0

the script extract data from the list of urls using beautifulsoup and convert the data into a dataframe in order to export as excel file.

the problem is when i try to convert the data into dataframe it display the below error :

Traceback (most recent call last):
  File "f:\AIenv\web_scrapping\job_desc_email.py", line 144, in <module>
    scrap_website()
  File "f:\AIenv\web_scrapping\job_desc_email.py", line 88, in scrap_website
    convert_to_dataFrame(joineddd)
  File "f:\AIenv\web_scrapping\job_desc_email.py", line 98, in convert_to_dataFrame
    df = pd.DataFrame(joineddd,columns=["link","location","Company_Industry","Company_Type","Job_Role","Employment_Type","Monthly_Salary_Range","Number_of_Vacancies","Career_Level","Years_of_Experience","Residence_Location","Gender","Nationality","Degree","Age"])
  File "F:\AIenv\lib\site-packages\pandas\core\frame.py", line 509, in __init__
    arrays, columns = to_arrays(data, columns, dtype=dtype)
  File "F:\AIenv\lib\site-packages\pandas\core\internals\construction.py", line 524, in to_arrays
    return _list_to_arrays(data, columns, coerce_float=coerce_float, dtype=dtype)
  File "F:\AIenv\lib\site-packages\pandas\core\internals\construction.py", line 567, in _list_to_arrays
    raise ValueError(e) from e
ValueError: 15 columns passed, passed data had 13 columns

my question is how to fix this error ?

I think if the extracted data is empty i can extract it and display NaN or null

CODE:

import time
import pandas as pd
from datetime import date

import requests
from bs4 import BeautifulSoup




def scrap_website():
    url_list = ["https://www.bayt.com/en/international/jobs/executive-chef-jobs/","https://www.bayt.com/en/international/jobs/head-chef-jobs/","https://www.bayt.com/en/international/jobs/executive-sous-chef-jobs/"]
    for url in url_list:
        soup = BeautifulSoup(requests.get(url).content,"lxml")

        links = []
        for a in soup.select("h2.m0.t-regular a"):
            if a['href'] not in links:
                links.append("https://www.bayt.com"+ a['href'])
        joineddd = []

        for link in links:
            s = BeautifulSoup(requests.get(link).content, "lxml")
            alldd = [dd.text for dd in s.select("div[class='card-content is-spaced'] dd")]
            
            alldd.insert(0,link)
            joineddd.append(alldd)
            
            print("-" * 80)
            
        print("Web Crawling is Done for  {}".format(url))
        convert_to_dataFrame(joineddd) 


def remove_unwanted_cols(dataset, cols):
    for col in cols:
        del dataset[col]
    return dataset

def convert_to_dataFrame(joineddd):
    df = pd.DataFrame(joineddd,columns=["link","location","Company_Industry","Company_Type",
    "Job_Role","Employment_Type","Monthly_Salary_Range","Number_of_Vacancies","Career_Level",
    "Years_of_Experience","Residence_Location","Gender","Nationality","Degree","Age"])
    df = remove_unwanted_cols(df, ["Company_Industry","Company_Type","Job_Role","Number_of_Vacancies"])

    df_to_excel = df.to_excel(r"F:\\AIenv\web_scrapping\\jobDesc.xlsx", index = False, header=True)    
    

if __name__ == "__main__":
    scrap_website()
DevLeb2022
  • 653
  • 11
  • 40

1 Answers1

1

I have run your code on my machine, but I didn't get any errors.
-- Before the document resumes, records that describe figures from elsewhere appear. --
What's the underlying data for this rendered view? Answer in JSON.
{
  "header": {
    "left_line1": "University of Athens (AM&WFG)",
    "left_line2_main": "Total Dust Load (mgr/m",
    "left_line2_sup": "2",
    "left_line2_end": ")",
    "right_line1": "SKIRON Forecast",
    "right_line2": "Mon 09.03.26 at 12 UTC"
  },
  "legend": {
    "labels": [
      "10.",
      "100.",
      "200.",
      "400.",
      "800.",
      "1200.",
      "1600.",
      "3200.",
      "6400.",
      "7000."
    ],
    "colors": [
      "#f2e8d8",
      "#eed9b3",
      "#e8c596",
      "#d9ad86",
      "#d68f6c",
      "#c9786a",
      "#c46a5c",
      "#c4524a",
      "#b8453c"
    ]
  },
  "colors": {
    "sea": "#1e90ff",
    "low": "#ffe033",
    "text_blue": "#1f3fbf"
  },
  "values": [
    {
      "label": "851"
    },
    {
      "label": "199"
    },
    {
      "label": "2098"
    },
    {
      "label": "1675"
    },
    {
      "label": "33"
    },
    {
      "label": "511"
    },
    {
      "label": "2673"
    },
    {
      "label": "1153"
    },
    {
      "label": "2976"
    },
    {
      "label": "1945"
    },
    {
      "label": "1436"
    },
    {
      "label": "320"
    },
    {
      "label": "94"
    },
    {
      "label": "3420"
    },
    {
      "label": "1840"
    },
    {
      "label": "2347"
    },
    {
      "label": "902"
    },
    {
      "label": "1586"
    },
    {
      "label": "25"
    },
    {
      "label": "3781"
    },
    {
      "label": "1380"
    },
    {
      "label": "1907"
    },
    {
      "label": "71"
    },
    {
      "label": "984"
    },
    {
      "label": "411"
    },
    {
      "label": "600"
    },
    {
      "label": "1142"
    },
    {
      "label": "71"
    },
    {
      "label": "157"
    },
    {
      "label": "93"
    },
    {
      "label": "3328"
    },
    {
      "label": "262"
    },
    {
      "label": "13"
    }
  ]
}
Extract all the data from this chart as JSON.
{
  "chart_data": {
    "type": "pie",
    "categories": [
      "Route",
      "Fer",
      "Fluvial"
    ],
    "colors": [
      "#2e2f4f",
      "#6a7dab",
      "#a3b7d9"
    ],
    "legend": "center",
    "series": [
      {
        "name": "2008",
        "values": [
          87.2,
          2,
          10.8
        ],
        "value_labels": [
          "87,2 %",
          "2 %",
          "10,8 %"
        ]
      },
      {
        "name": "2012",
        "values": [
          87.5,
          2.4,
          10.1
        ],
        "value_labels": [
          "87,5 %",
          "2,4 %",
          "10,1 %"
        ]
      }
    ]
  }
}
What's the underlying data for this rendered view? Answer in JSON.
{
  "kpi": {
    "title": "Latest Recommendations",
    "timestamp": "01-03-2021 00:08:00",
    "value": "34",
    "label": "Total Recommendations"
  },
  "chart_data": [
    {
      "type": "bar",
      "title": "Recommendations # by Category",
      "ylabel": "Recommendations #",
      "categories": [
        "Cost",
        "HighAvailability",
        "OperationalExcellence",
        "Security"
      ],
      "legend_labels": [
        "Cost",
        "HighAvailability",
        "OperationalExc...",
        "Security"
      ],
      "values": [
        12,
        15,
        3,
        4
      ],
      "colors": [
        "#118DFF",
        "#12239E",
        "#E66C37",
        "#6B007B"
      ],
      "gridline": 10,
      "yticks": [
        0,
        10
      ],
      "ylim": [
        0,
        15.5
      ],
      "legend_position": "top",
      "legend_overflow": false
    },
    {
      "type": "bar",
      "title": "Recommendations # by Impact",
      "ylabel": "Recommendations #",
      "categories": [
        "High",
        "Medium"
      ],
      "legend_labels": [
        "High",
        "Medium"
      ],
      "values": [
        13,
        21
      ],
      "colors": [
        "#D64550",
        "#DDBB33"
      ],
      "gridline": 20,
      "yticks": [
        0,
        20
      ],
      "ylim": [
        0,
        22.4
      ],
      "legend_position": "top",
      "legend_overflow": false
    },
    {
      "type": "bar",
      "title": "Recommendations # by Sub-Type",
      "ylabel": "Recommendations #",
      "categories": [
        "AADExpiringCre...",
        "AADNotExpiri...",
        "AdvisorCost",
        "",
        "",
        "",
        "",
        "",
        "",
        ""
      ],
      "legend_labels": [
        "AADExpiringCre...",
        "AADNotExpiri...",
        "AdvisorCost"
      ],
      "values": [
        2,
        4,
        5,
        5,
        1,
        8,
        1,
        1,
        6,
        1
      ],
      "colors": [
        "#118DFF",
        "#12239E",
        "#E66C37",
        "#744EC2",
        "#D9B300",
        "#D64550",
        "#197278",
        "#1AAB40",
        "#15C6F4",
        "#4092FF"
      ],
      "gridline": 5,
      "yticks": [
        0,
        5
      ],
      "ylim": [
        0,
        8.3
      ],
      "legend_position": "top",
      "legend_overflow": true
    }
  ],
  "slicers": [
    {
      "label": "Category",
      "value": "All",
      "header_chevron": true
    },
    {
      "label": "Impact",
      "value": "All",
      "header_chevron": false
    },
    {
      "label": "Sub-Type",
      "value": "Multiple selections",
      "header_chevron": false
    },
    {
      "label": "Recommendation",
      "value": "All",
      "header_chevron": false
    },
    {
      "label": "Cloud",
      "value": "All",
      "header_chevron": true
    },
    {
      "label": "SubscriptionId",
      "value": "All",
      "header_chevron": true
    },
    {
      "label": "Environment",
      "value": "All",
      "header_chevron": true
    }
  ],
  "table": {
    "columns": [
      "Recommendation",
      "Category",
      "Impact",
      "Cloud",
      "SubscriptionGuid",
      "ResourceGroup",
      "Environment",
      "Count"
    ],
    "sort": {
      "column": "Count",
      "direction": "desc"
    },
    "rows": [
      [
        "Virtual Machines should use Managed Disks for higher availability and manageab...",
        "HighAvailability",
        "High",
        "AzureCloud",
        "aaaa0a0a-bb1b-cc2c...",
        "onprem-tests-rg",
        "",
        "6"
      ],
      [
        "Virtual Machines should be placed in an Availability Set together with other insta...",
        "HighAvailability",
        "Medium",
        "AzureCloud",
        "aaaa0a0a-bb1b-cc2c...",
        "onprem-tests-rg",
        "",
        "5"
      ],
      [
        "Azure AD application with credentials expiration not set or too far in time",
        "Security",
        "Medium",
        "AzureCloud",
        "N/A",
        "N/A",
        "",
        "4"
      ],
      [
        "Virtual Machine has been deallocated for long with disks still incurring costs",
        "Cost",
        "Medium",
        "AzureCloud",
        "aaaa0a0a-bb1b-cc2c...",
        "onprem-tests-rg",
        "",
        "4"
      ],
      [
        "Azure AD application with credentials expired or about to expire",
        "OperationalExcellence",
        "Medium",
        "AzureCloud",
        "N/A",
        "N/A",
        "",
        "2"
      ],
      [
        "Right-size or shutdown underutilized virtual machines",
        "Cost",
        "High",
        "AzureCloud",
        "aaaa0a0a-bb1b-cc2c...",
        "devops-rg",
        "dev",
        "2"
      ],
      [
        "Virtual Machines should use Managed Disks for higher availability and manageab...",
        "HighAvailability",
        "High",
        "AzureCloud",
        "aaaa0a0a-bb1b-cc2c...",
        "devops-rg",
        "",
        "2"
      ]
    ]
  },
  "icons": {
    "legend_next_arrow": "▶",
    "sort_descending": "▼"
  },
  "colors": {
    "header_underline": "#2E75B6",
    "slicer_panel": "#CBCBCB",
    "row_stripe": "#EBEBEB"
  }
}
But I have detected some performance issues in your code. First of all, please stop printing stuff on screen in every loop just because you want to know if it is working or not. That is a huge problem in performance: Related Question

If you really wanna know that your code is working, print it in every 100 loops. Like this:

for index,link in enumerate(links):
        if index % 100 == 0 and index != 0:
            print(f"Scraping {index}. page.")
        s = BeautifulSoup(requests.get(link).content, "lxml")

And the error is pretty self-explanatory, you had 15 columns, but instead of giving 15 you gave 13. So that means some of your values got a null value at the end of your script in convert_to_dataFrame(). Please before you insert any value, check if the element that you are looking for exists in some way during scraping. It can be implemented in many ways. Or you can create a function called clear_dataframe() and pass the list in this function at the end of the scraping process.